David Auburn's writing is at its most heartfelt when father and daughter express their love (and sometimes despair) for math. There is a poetry to their theorems. In fact, even when Robert's logic has failed him, his equations exchange rationality for a unique form of poetry:

CATHERINE: (Reading from her father's journal.)
Let X equal the quantities of all quantities of X.
Let X equal the cold.
It's cold in December.
The months of cold equal November through February.

Another strong point of the play is Catherine herself. She is a strong female character - incredibly smart, but by no means prone to flaunting her intellect.

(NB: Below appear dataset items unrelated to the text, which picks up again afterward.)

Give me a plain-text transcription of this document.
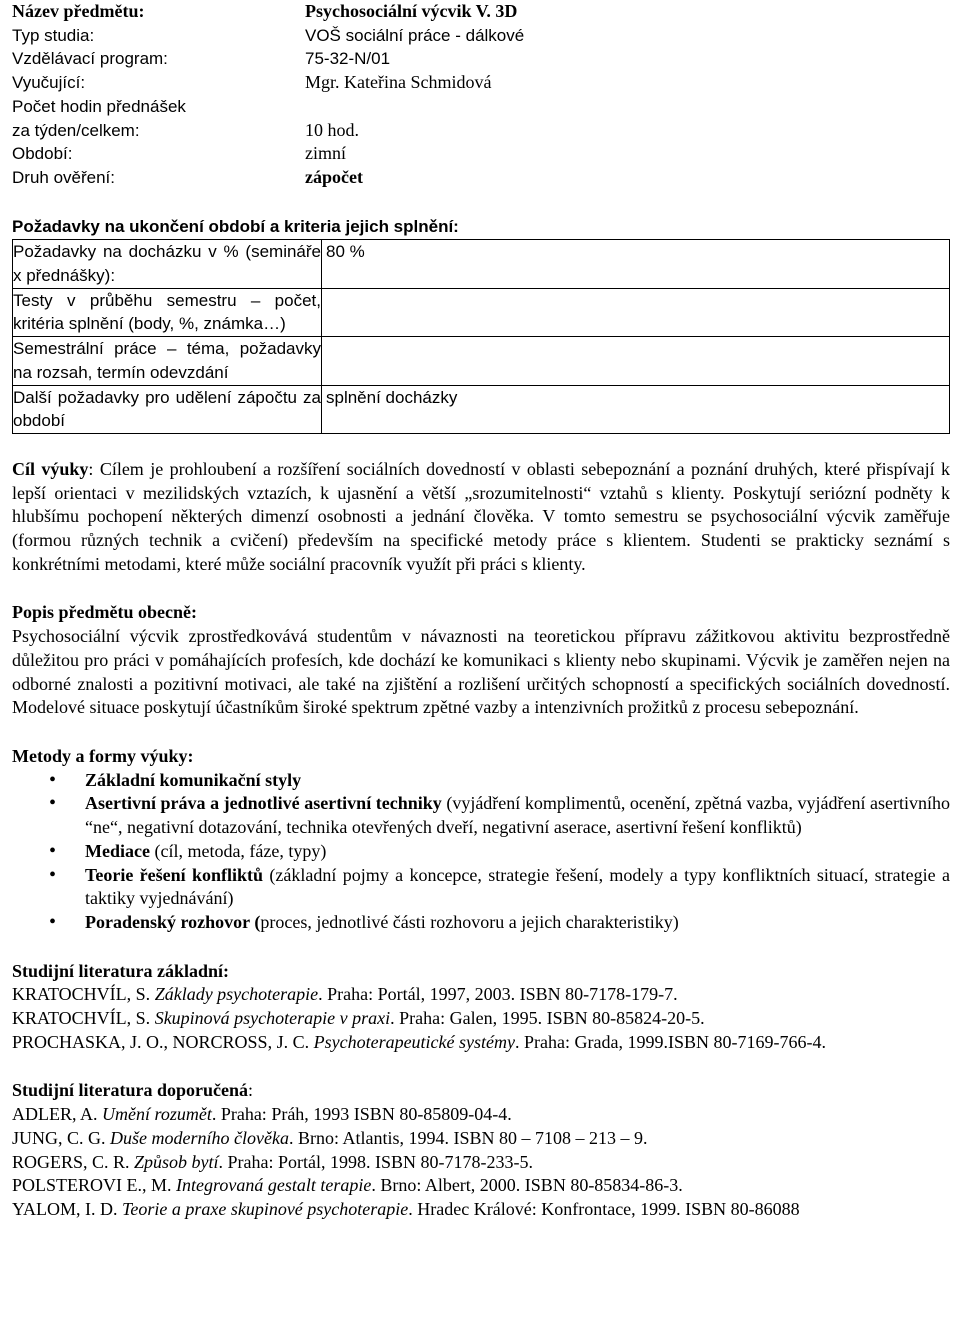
Název předmětu:	Psychosociální výcvik V. 3D
Typ studia:	VOŠ sociální práce - dálkové
Vzdělávací program:	75-32-N/01
Vyučující:	Mgr. Kateřina Schmidová
Počet hodin přednášek
za týden/celkem:	10 hod.
Období:	zimní
Druh ověření:	zápočet
Požadavky na ukončení období a kriteria jejich splnění:
Požadavky na docházku v % (semináře x přednášky):	80 %
Testy v průběhu semestru – počet, kritéria splnění (body, %, známka…)	
Semestrální práce – téma, požadavky na rozsah, termín odevzdání	
Další požadavky pro udělení zápočtu za období	splnění docházky

Cíl výuky: Cílem je prohloubení a rozšíření sociálních dovedností v oblasti sebepoznání a poznání druhých, které přispívají k lepší orientaci v mezilidských vztazích, k ujasnění a větší „srozumitelnosti“ vztahů s klienty. Poskytují seriózní podněty k hlubšímu pochopení některých dimenzí osobnosti a jednání člověka. V tomto semestru se psychosociální výcvik zaměřuje (formou různých technik a cvičení) především na specifické metody práce s klientem. Studenti se prakticky seznámí s konkrétními metodami, které může sociální pracovník využít při práci s klienty.

Popis předmětu obecně:

Psychosociální výcvik zprostředkovává studentům v návaznosti na teoretickou přípravu zážitkovou aktivitu bezprostředně důležitou pro práci v pomáhajících profesích, kde dochází ke komunikaci s klienty nebo skupinami. Výcvik je zaměřen nejen na odborné znalosti a pozitivní motivaci, ale také na zjištění a rozlišení určitých schopností a specifických sociálních dovedností. Modelové situace poskytují účastníkům široké spektrum zpětné vazby a intenzivních prožitků z procesu sebepoznání.

Metody a formy výuky:
• Základní komunikační styly
• Asertivní práva a jednotlivé asertivní techniky (vyjádření komplimentů, ocenění, zpětná vazba, vyjádření asertivního “ne“, negativní dotazování, technika otevřených dveří, negativní aserace, asertivní řešení konfliktů)
• Mediace (cíl, metoda, fáze, typy)
• Teorie řešení konfliktů (základní pojmy a koncepce, strategie řešení, modely a typy konfliktních situací, strategie a taktiky vyjednávání)
• Poradenský rozhovor (proces, jednotlivé části rozhovoru a jejich charakteristiky)
Studijní literatura základní:
KRATOCHVÍL, S. Základy psychoterapie. Praha: Portál, 1997, 2003. ISBN 80-7178-179-7.
KRATOCHVÍL, S. Skupinová psychoterapie v praxi. Praha: Galen, 1995. ISBN 80-85824-20-5.
PROCHASKA, J. O., NORCROSS, J. C. Psychoterapeutické systémy. Praha: Grada, 1999.ISBN 80-7169-766-4.
Studijní literatura doporučená:
ADLER, A. Umění rozumět. Praha: Práh, 1993 ISBN 80-85809-04-4.
JUNG, C. G. Duše moderního člověka. Brno: Atlantis, 1994. ISBN 80 – 7108 – 213 – 9.
ROGERS, C. R. Způsob bytí. Praha: Portál, 1998. ISBN 80-7178-233-5.
POLSTEROVI E., M. Integrovaná gestalt terapie. Brno: Albert, 2000. ISBN 80-85834-86-3.
YALOM, I. D. Teorie a praxe skupinové psychoterapie. Hradec Králové: Konfrontace, 1999. ISBN 80-86088
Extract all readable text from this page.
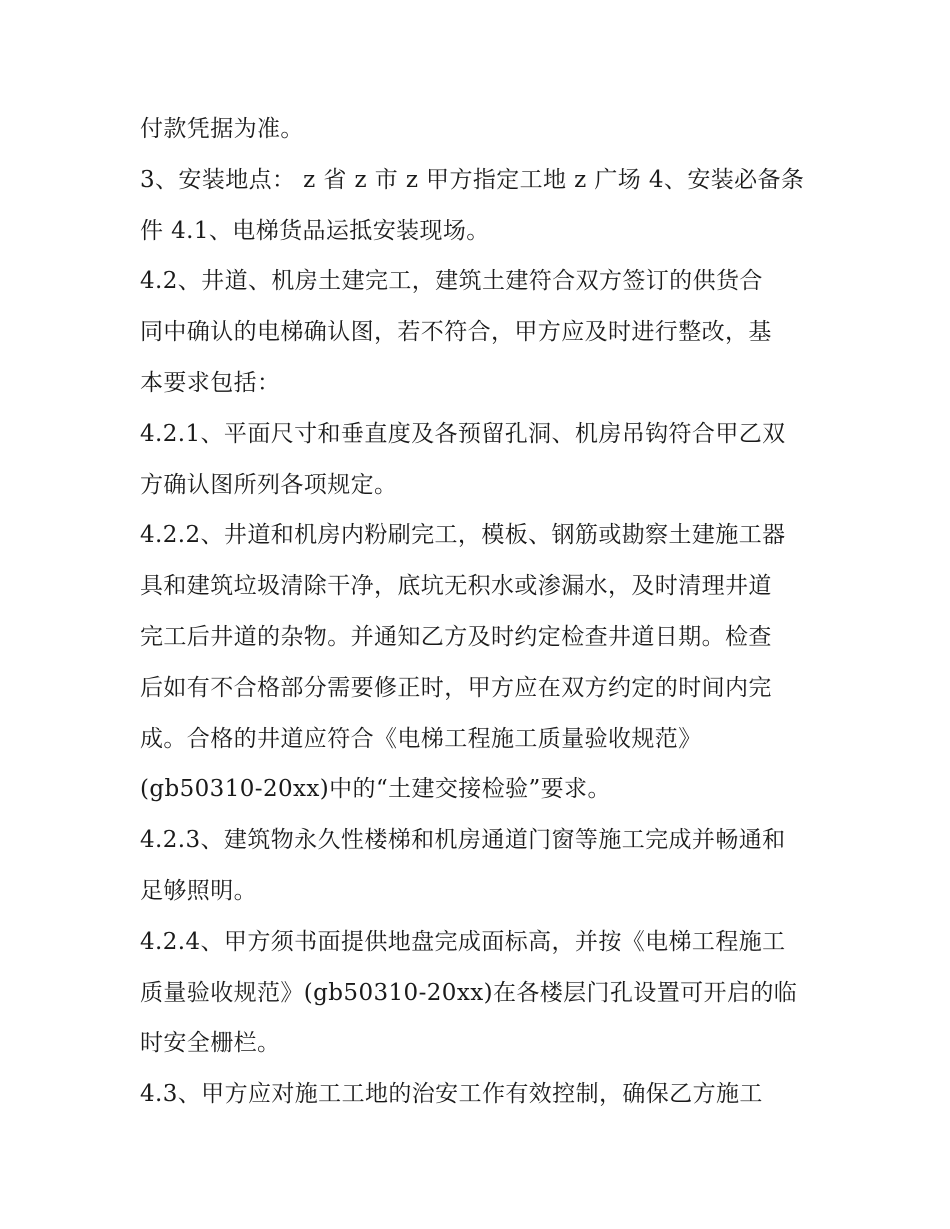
付款凭据为准。

3、安装地点： z 省 z 市 z 甲方指定工地 z 广场 4、安装必备条
件 4.1、电梯货品运抵安装现场。

4.2、井道、机房土建完工，建筑土建符合双方签订的供货合
同中确认的电梯确认图，若不符合，甲方应及时进行整改，基
本要求包括：

4.2.1、平面尺寸和垂直度及各预留孔洞、机房吊钩符合甲乙双
方确认图所列各项规定。

4.2.2、井道和机房内粉刷完工，模板、钢筋或勘察土建施工器
具和建筑垃圾清除干净，底坑无积水或渗漏水，及时清理井道
完工后井道的杂物。并通知乙方及时约定检查井道日期。检查
后如有不合格部分需要修正时，甲方应在双方约定的时间内完
成。合格的井道应符合《电梯工程施工质量验收规范》
(gb50310-20xx)中的“土建交接检验”要求。

4.2.3、建筑物永久性楼梯和机房通道门窗等施工完成并畅通和
足够照明。

4.2.4、甲方须书面提供地盘完成面标高，并按《电梯工程施工
质量验收规范》(gb50310-20xx)在各楼层门孔设置可开启的临
时安全栅栏。

4.3、甲方应对施工工地的治安工作有效控制，确保乙方施工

She is by far the most well-rounded of the characters (in fact, with the exception of Robert, the other characters seem bland and flat by comparison).

"Proof" has been embraced by colleges and high school drama departments.

And with a leading character like Catherine, it is easy to understand why.

The Weak Points in "Proof"

One of the major conflicts of the play is Catherine's inability to convince Hal and her sister that she actually invented the proof in her father's notebook. For a while, the audience in unsure as well.

After all, Catherine's sanity is in question. Also, she has yet to graduate from college. And, to add one more layer of suspicion, the math is written in her father's handwriting.

But Catherine has a lot of other things on her plate. She's dealing with grief, sibling rivalry, romantic tension, and the slow sinking feeling of losing one's mind. She isn't terribly concerned about proving that the proof is hers. She is deeply annoyed that the people closest to her fail to believe her.

For the most part, she doesn't spend much time trying to prove her case.

In fact, she even tosses the notepad down, saying that Hal can publish it under his name. Ultimately, because she doesn't really care about the proof, we the audience don't care too much about it either, thereby diminishing the conflict.

Hal: The Romantic Antagonist / Nerd

One more downside: Hal. This character is sometimes nerdy, sometimes romantic, sometimes charming. But for the most part, he's a dweeb. He's the most skeptical about Catherine's academic abilities, yet it seems that if he wanted to, he could talk to her for about five minutes and discover her mathematical skills. But he never bothers until the play's resolution.

Hal never states this, but it seems that his main contention against Catherine boils down to sexism. Throughout the play, he seems on the verge of shouting: "You couldn't have written this proof! You're just a girl! How could you be good at math?"

Sadly, there's a half-hearted love story tacked on. Or maybe it's a lust story. It's hard to say. During the second half of the play, Catherine's sister discovers that Hal and Catherine have been sleeping together. Their sexual relationship seems very casual, but it does kick the level of betrayal up a notch when Hal continues to doubt Catherine's genius.

Hal also spends several monologues gushing over his late mentor, Robert. He speaks so fondly of the old professor, it makes me wish that Robert the mad-man mathematician had more stage time.